In conclusion, the factors affecting the mercury injection parameters of various pore-throats in the Chang 6 tight sandstone reservoir in the study area are the pore-throat radius and the combination of pores and throats of different sizes. The factors that cause the difference in pore-throat properties mainly include rock composition and diagenesis.

6. Conclusions

Based on high-pressure mercury intrusion data, combined with cast thin sections and scanning electron microscopy, this study also uses the tube-bundle model and spherical model to study the fractal dimensions of pore-throat structures in tight sandstone reservoirs and classify pore-throats. The influencing factors of pore-throat differences are discussed, and the following main conclusions are drawn.

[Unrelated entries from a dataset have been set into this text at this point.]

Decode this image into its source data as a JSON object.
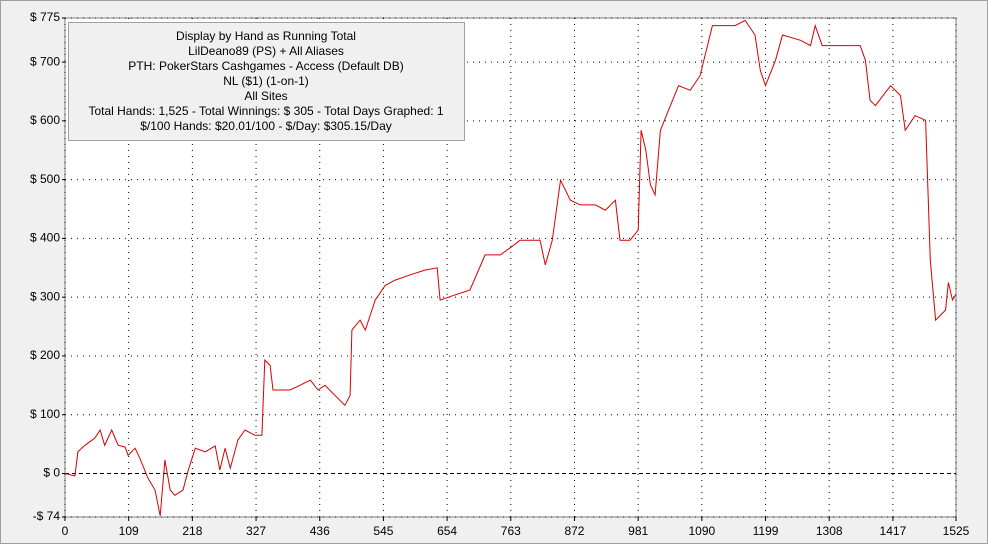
{
  "chart_data": {
    "type": "line",
    "annotations": [
      "Display by Hand as Running Total",
      "LilDeano89 (PS) + All Aliases",
      "PTH: PokerStars Cashgames - Access (Default DB)",
      "NL ($1) (1-on-1)",
      "All Sites",
      "Total Hands: 1,525 - Total Winnings: $ 305 - Total Days Graphed: 1",
      "$/100 Hands: $20.01/100 - $/Day: $305.15/Day"
    ],
    "x": [
      0,
      17,
      22,
      34,
      51,
      60,
      68,
      80,
      91,
      103,
      108,
      120,
      128,
      142,
      154,
      163,
      171,
      180,
      188,
      202,
      211,
      223,
      240,
      257,
      265,
      274,
      283,
      296,
      308,
      325,
      337,
      342,
      351,
      356,
      385,
      402,
      420,
      433,
      445,
      462,
      479,
      488,
      491,
      505,
      514,
      531,
      548,
      565,
      591,
      616,
      637,
      642,
      668,
      693,
      719,
      745,
      762,
      779,
      813,
      822,
      834,
      848,
      865,
      882,
      908,
      925,
      942,
      950,
      967,
      981,
      986,
      994,
      1002,
      1010,
      1019,
      1033,
      1050,
      1070,
      1087,
      1108,
      1130,
      1147,
      1164,
      1181,
      1190,
      1199,
      1216,
      1228,
      1259,
      1276,
      1284,
      1296,
      1327,
      1361,
      1370,
      1378,
      1387,
      1413,
      1430,
      1438,
      1455,
      1473,
      1481,
      1490,
      1507,
      1512,
      1519,
      1525
    ],
    "series": [
      {
        "color": "#d40000",
        "values": [
          0,
          -4,
          37,
          48,
          60,
          74,
          48,
          74,
          48,
          45,
          31,
          43,
          26,
          -8,
          -28,
          -72,
          23,
          -28,
          -37,
          -28,
          6,
          43,
          37,
          47,
          6,
          43,
          9,
          57,
          74,
          65,
          65,
          193,
          184,
          142,
          142,
          150,
          159,
          142,
          150,
          133,
          116,
          133,
          244,
          261,
          244,
          295,
          320,
          329,
          338,
          346,
          350,
          295,
          304,
          312,
          372,
          372,
          384,
          397,
          397,
          355,
          397,
          499,
          465,
          457,
          457,
          448,
          465,
          397,
          397,
          414,
          584,
          550,
          491,
          474,
          584,
          618,
          660,
          652,
          677,
          762,
          762,
          762,
          771,
          746,
          686,
          660,
          703,
          746,
          737,
          728,
          762,
          728,
          728,
          728,
          703,
          635,
          626,
          660,
          643,
          584,
          609,
          601,
          363,
          261,
          278,
          325,
          295,
          305
        ]
      }
    ],
    "xlim": [
      0,
      1525
    ],
    "ylim": [
      -74,
      775
    ],
    "xticks": [
      0,
      109,
      218,
      327,
      436,
      545,
      654,
      763,
      872,
      981,
      1090,
      1199,
      1308,
      1417,
      1525
    ],
    "yticks": [
      {
        "value": -74,
        "label": "-$ 74"
      },
      {
        "value": 0,
        "label": "$ 0"
      },
      {
        "value": 100,
        "label": "$ 100"
      },
      {
        "value": 200,
        "label": "$ 200"
      },
      {
        "value": 300,
        "label": "$ 300"
      },
      {
        "value": 400,
        "label": "$ 400"
      },
      {
        "value": 500,
        "label": "$ 500"
      },
      {
        "value": 600,
        "label": "$ 600"
      },
      {
        "value": 700,
        "label": "$ 700"
      },
      {
        "value": 775,
        "label": "$ 775"
      }
    ],
    "grid": true
  }
}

• We divide the pore-throat structure of tight sandstone reservoirs into three categories. Types I, II and III represent small, medium and large pore-throats, respectively. The fractal dimension of type I pore-throats is distributed in the range of 2.1289~2.9477, with an average of 2.4453, and these pore-throats have the best uniformity. The fractal dimension of type II pore-throats is distributed in the range of 3.1433 to 6.222, with an average of 4.3972, and their pore-throat homogeneity is the worst. The fractal dimension of type III pore-throats is distributed in the range of 2.1376 to 3.3559, with an average of 2.6688, and the uniformity of these pore-throats is moderate.
• Type I pore-throats are mainly tube-bundle throats with intercrystalline pores and dissolution pores and small throat with small pores. Type II pore-throats are mainly necked throats with residual primary intergranular pores and small throats with large pores. Type III pore-throats are mainly composed of pore-reduced throats, lamellar and curved lamellar throats with residual primary intergranular pores, and large throats with large pores.
• Different types of pore-throats have different responses to high-pressure mercury intrusion parameters in the reservoir, mainly due to the differences in the sizes of various types of pores and throats and their combinations. Type III pore-throats are the most favourable for hydrocarbon migration, followed by type I pore-throats, and the migration ability of oil and gas in type II pore-throats is the worst.
• Diagenesis, rock composition and pore-throat collocation are the reasons for the differences in the fractal dimensions of different types of pore-throats. Diagenesis and rock composition jointly affect the combination of different types of pore-throats, which is reflected in the differences in the characteristics of the high-pressure mercury intrusion parameters between different types of pore-throats.